La tristezza successiva e poi il tormento la portarono a chiedere agli attivisti in preghiera fuori dalla clinica di pregare anche per lei. Sentendosi rispondere che lo facevano già da tempo si commosse. Dopo pochi giorni prese il coraggio di lasciare tutto. La vicenda di Johns è più o meno la stessa: anche lei dopo la conversione, avvenuta nel 2009, è diventata una delle figure più di spicco della lotta contro l'aborto. Non solo la redenzione, però, ma anche l'inganno che alimentò la confusione delle due donne è lo stesso: non tanto l'amore per l'aborto, ma il pensiero che occorresse lasciare la madre libera di applicare l'estrema ratio. Johns parlando in aprile agli studenti della Georgetown University ha esordito così: «Sto qui davanti a voi oggi come testimone del potere della conversione». E chiedendo preghiera, sacrificio e azione ha continuato: «Credo che un giorno sarà Cecile Richards (presidente della Planned Parenthood) ha parlare da qui, ho fede».

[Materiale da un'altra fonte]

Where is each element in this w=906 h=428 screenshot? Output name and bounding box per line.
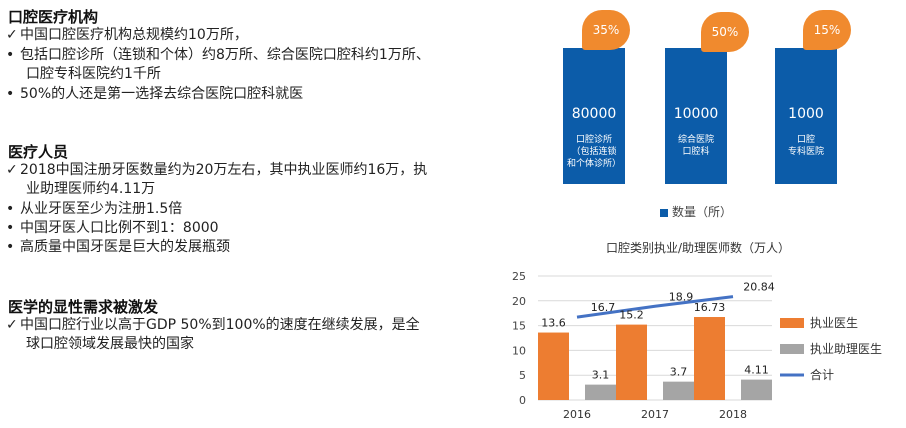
bullet-dot-icon: • [6, 86, 15, 102]
legend-swatch [780, 344, 804, 354]
bullet-dot-icon: • [6, 47, 15, 63]
bullet-text: 高质量中国牙医是巨大的发展瓶颈 [20, 239, 230, 255]
data-label: 1000 [788, 106, 824, 122]
y-tick-label: 5 [519, 369, 526, 382]
data-label: 10000 [673, 106, 719, 122]
bullet-dot-icon: • [6, 239, 15, 255]
data-label: 4.11 [744, 364, 769, 377]
bullet-continuation: 口腔专科医院约1千所 [26, 66, 161, 82]
bullet-text: 中国牙医人口比例不到1：8000 [20, 220, 219, 236]
y-tick-label: 15 [512, 320, 526, 333]
data-label: 20.84 [743, 281, 775, 294]
bar [694, 317, 725, 400]
bullet-item: • 从业牙医至少为注册1.5倍 [6, 200, 496, 219]
y-tick-label: 25 [512, 270, 526, 283]
bullet-item: • 包括口腔诊所（连锁和个体）约8万所、综合医院口腔科约1万所、口腔专科医院约1千… [6, 46, 496, 84]
category-label-line: 口腔 [796, 135, 815, 145]
data-label: 80000 [571, 106, 617, 122]
category-label: 口腔诊所 （包括连锁 和个体诊所） [563, 134, 625, 170]
bullet-text: 包括口腔诊所（连锁和个体）约8万所、综合医院口腔科约1万所、 [20, 47, 430, 63]
dentists-chart: 口腔类别执业/助理医师数（万人） 0 5 10 15 20 25 2016 13.6 3.1 2… [512, 240, 882, 421]
data-label: 15.2 [619, 309, 644, 322]
data-label: 13.6 [541, 317, 566, 330]
data-label: 16.73 [694, 301, 726, 314]
bullet-item: • 50%的人还是第一选择去综合医院口腔科就医 [6, 85, 496, 104]
check-icon: ✓ [6, 27, 18, 43]
section-title-institutions: 口腔医疗机构 [8, 8, 99, 26]
bullet-text: 2018中国注册牙医数量约为20万左右，其中执业医师约16万，执 [20, 162, 428, 178]
bullet-text: 中国口腔行业以高于GDP 50%到100%的速度在继续发展，是全 [20, 317, 420, 333]
bar [616, 324, 647, 400]
legend-label: 数量（所） [672, 205, 733, 219]
x-tick-label: 2016 [563, 408, 591, 421]
bullet-dot-icon: • [6, 220, 15, 236]
x-tick-label: 2018 [719, 408, 747, 421]
legend-swatch [660, 208, 668, 217]
category-label: 综合医院 口腔科 [665, 134, 727, 158]
category-label: 口腔 专科医院 [775, 134, 837, 158]
percent-callout: 50% [701, 12, 749, 52]
bullet-item: • 中国牙医人口比例不到1：8000 [6, 219, 496, 238]
legend-swatch [780, 318, 804, 328]
check-icon: ✓ [6, 162, 18, 178]
series-line [576, 295, 734, 319]
data-label: 3.1 [592, 369, 610, 382]
section-title-demand: 医学的显性需求被激发 [8, 298, 159, 316]
bullet-item: ✓ 中国口腔行业以高于GDP 50%到100%的速度在继续发展，是全球口腔领域发展… [6, 316, 496, 354]
category-label-line: 综合医院 [677, 135, 714, 145]
bullet-text: 从业牙医至少为注册1.5倍 [20, 201, 183, 217]
data-label: 3.7 [670, 366, 688, 379]
category-label-line: 口腔诊所 [575, 135, 612, 145]
percent-callout: 35% [582, 10, 630, 50]
bullet-item: • 高质量中国牙医是巨大的发展瓶颈 [6, 238, 496, 257]
bar-general-hospital: 10000 综合医院 口腔科 [665, 48, 727, 184]
x-tick-label: 2017 [641, 408, 669, 421]
bullet-item: ✓ 2018中国注册牙医数量约为20万左右，其中执业医师约16万，执业助理医师约4… [6, 161, 496, 199]
bar [538, 332, 569, 400]
category-label-line: 和个体诊所） [566, 159, 621, 169]
category-label-line: 专科医院 [787, 147, 824, 157]
y-tick-label: 0 [519, 394, 526, 407]
bullet-text: 50%的人还是第一选择去综合医院口腔科就医 [20, 86, 304, 102]
bar-clinic: 80000 口腔诊所 （包括连锁 和个体诊所） [563, 48, 625, 184]
data-label: 18.9 [669, 290, 694, 303]
category-label-line: 口腔科 [682, 147, 710, 157]
bullet-dot-icon: • [6, 201, 15, 217]
bar [663, 381, 694, 400]
legend-label: 合计 [810, 367, 834, 382]
legend-label: 执业医生 [810, 316, 858, 330]
bullet-text: 中国口腔医疗机构总规模约10万所， [20, 27, 248, 43]
chart-title: 口腔类别执业/助理医师数（万人） [606, 240, 790, 255]
y-tick-label: 10 [512, 344, 526, 357]
category-label-line: （包括连锁 [571, 147, 617, 157]
percent-callout: 15% [803, 10, 851, 50]
data-label: 16.7 [591, 301, 616, 314]
bullet-item: ✓ 中国口腔医疗机构总规模约10万所， [6, 26, 496, 45]
section-title-personnel: 医疗人员 [8, 143, 69, 161]
bar-specialty-hospital: 1000 口腔 专科医院 [775, 48, 837, 184]
bar [741, 379, 772, 400]
check-icon: ✓ [6, 317, 18, 333]
legend: 数量（所） [660, 203, 732, 220]
bullet-continuation: 球口腔领域发展最快的国家 [26, 336, 194, 352]
y-tick-label: 20 [512, 295, 526, 308]
legend-label: 执业助理医生 [810, 342, 882, 356]
bullet-continuation: 业助理医师约4.11万 [26, 181, 156, 197]
bar [585, 384, 616, 400]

Preghiera, sacrificio e azione, anche se «siamo stanchi, anche se siamo frustrati...perché Dio è buono». La battaglia è quindi escatologica e va combattuta con le armi della vera fede. Eppure sono anni che ci dimeniamo in ragionamenti su come e cosa provare a salvare, in un momento in cui per i princìpi non negoziabili cristiani non c'è ormai più posto. Senza accorgerci, però, che è impossibile salvare qualcosa, se non tutta la verità. Significasse anche perdere politicamente per un periodo di tempo che non ci è dato di conoscere. L'alternativa? È negoziare la verità e perdere la fede.